Tinggal beberapa jam lagi, Bulan Ramadan akan segera berlalu. Tradisi-tradisi unik seperti berburu takjil yang sempat viral dan berbuka puasa bersama, tentu akan mundur sejenak dan kembali menampakan rupanya satu tahun kemudian.
Beberapa sahabat dan kerabat terpantau telah melakukan perjalanan mudik, untuk menggemakan Taqbir bersama keluarga menyambut datangnya 1 Syawal. Takjil, Berbuka bersama dan Mudik adalah tradisi Islam Indonesia yang unik.
Tiga hal ini bersifat materialisme. Takjil, Berbuka dan Mudik diproduksi oleh Budaya dan agama adalah kebudayaan itu sendiri. Sebagai Budaya, Agama turut berkontribusi bagi perubahan dalam masyarakat.
Max Weber (1864-1920) mengatakan bahwa ada kaitan erat antara pola kepercayaan dengan kegiatan sosial, dan pola kepercayaan dengan kegiatan perdagangan. Kegiatan sosial termasuk perdagangan itu, mempunyai hubungan timbal balik dengan kepercayaan yang dianut oleh orang Kristen Protestan.
Weber berpendapat bahwa perubahan sosial itu dipicu oleh agama. Menurut Weber, dalam agama khususnya Kristen Protestan ada faktor pendorong yang kuat untuk kemajuan dunia perdagangan dan faktor itulah yang secara implisit dimakudkan dengan “Spiritual Capital”.
Aneka ragam takjil yang dijejal pada etalase, tenda dan tempat jual beli adalah produk “intellectual capital”. Tidak hanya untuk meraup keuntungan Rupiah tetapi juga menjawab keinginan dan/atau kebutuhan umat yang hendak berbuka setelah seharian menahan lapar dan dahaga.
Bagi para penjual takjil, kepuasan mereka bukan karena produk mereka habis terjual tetapi tanggung jawab untuk melayani kebutuhan orang lain.
Demikian pula bagi para pemburu takjil, kepuasan mereka tidak terletak pada nikmatnya mencicipi takjil yang empuk, manis dan renyah tetapi berkumpul bersama keluarga, sahabat dan kerabat sambil memanjatkan doa saya syukur atas kemampuan mengendalikan diri dari emosi dan kebutuhan duniawi secara seharian.
Mudik.

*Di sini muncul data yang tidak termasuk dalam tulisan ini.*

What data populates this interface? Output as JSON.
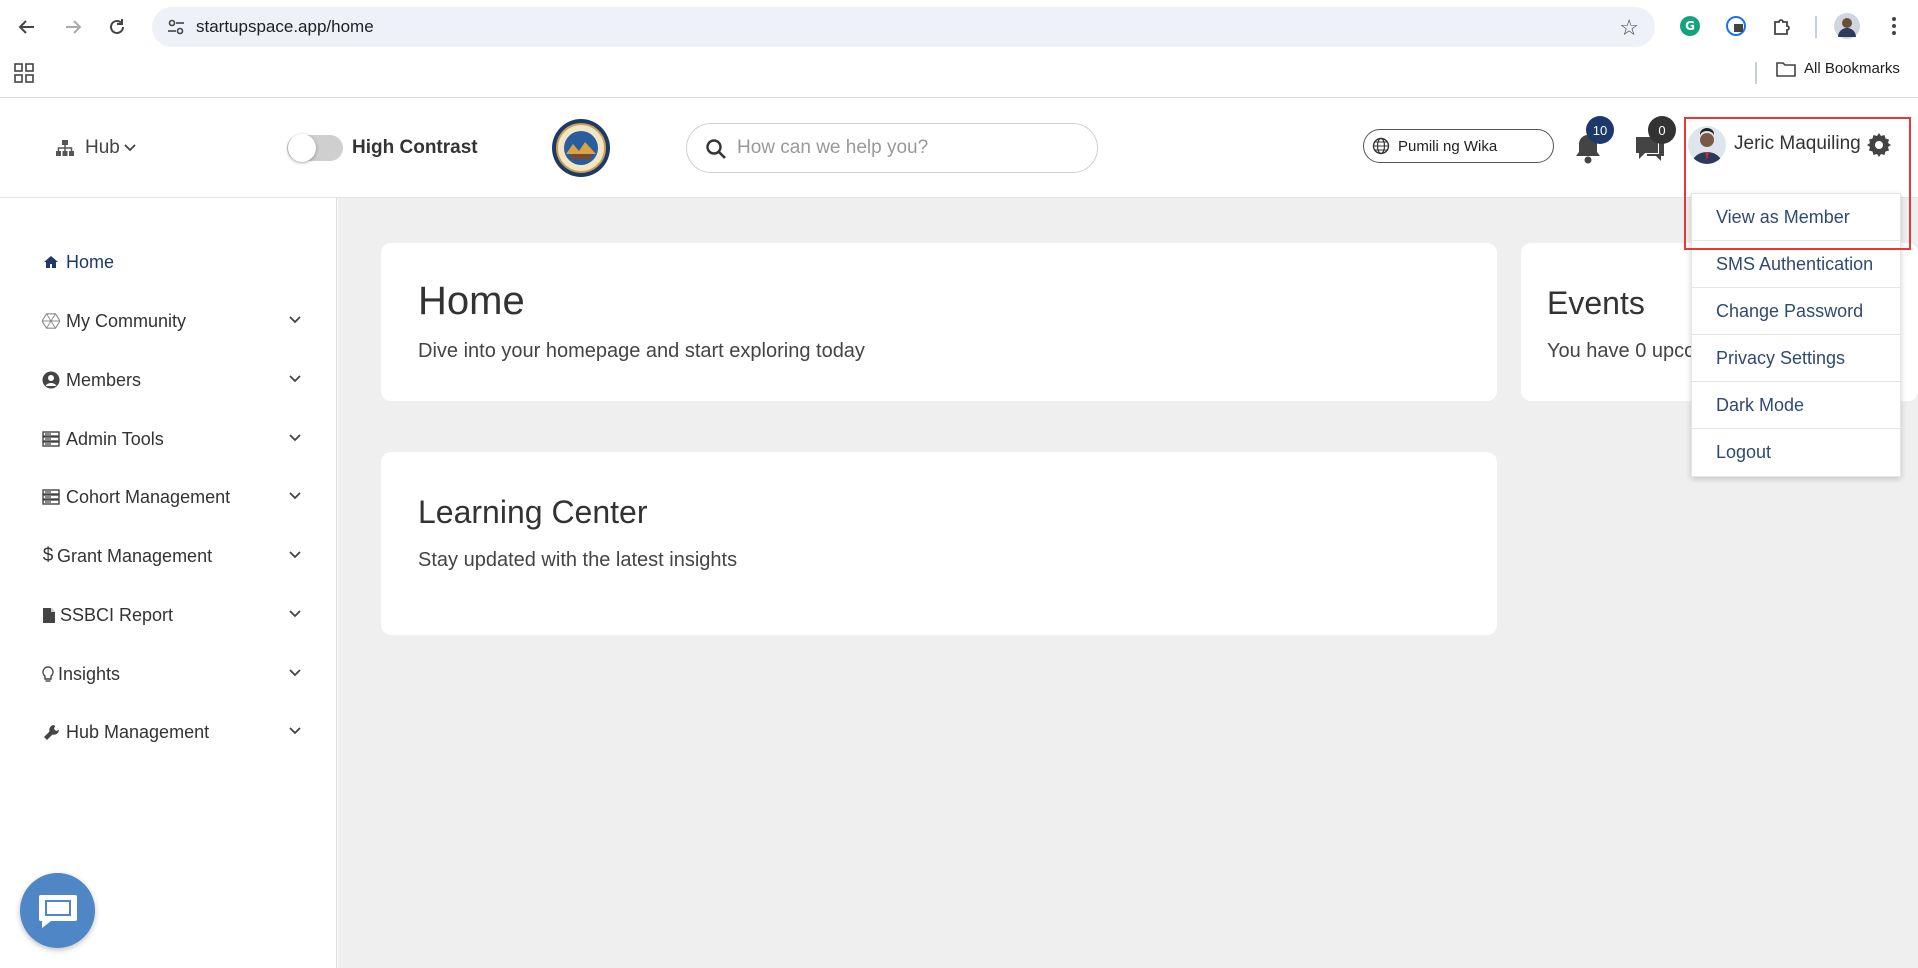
{
  "browser": {
    "url": "startupspace.app/home",
    "bookmarks_label": "All Bookmarks"
  },
  "header": {
    "hub_label": "Hub",
    "high_contrast_label": "High Contrast",
    "search_placeholder": "How can we help you?",
    "language_label": "Pumili ng Wika",
    "notification_count": "10",
    "message_count": "0",
    "user_name": "Jeric Maquiling"
  },
  "user_menu": {
    "items": [
      "View as Member",
      "SMS Authentication",
      "Change Password",
      "Privacy Settings",
      "Dark Mode",
      "Logout"
    ]
  },
  "sidebar": {
    "items": [
      {
        "label": "Home",
        "icon": "home-icon"
      },
      {
        "label": "My Community",
        "icon": "community-icon"
      },
      {
        "label": "Members",
        "icon": "user-circle-icon"
      },
      {
        "label": "Admin Tools",
        "icon": "server-icon"
      },
      {
        "label": "Cohort Management",
        "icon": "server-icon"
      },
      {
        "label": "Grant Management",
        "icon": "dollar-icon"
      },
      {
        "label": "SSBCI Report",
        "icon": "file-icon"
      },
      {
        "label": "Insights",
        "icon": "lightbulb-icon"
      },
      {
        "label": "Hub Management",
        "icon": "wrench-icon"
      }
    ]
  },
  "main": {
    "home_card": {
      "title": "Home",
      "subtitle": "Dive into your homepage and start exploring today"
    },
    "events_card": {
      "title": "Events",
      "subtitle": "You have 0 upco"
    },
    "learning_card": {
      "title": "Learning Center",
      "subtitle": "Stay updated with the latest insights"
    }
  },
  "colors": {
    "brand_navy": "#1b3a6b",
    "menu_link": "#2f4a72",
    "highlight_red": "#e53935",
    "chat_widget": "#4f86c6",
    "page_bg": "#efefef"
  }
}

Menurut seorang Antropolog UGM, Prof. H. S. Ahimsa Putra, mudik berasal dari bahasa melayu ‘udik’ yang artinya hulu atau ujung. Sebab, masyarakat Melayu yang tinggal di hulu sungai pada masa lampau sering bepergian ke hilir sungai menggunakan perahu atau biduk.
Setelah selesai urusannya, mereka kembali pulang ke hulu pada sore harinya. Udik, dalam bahasa Melayu, konteksnya pergi ke muara dan kemudian pulang kampung. Saat orang mulai merantau karena ada pertumbuhan di kota, maka kata mudik mulai dikenal dan dipertahankan hingga sekarang saat mereka kembali ke kampungnya.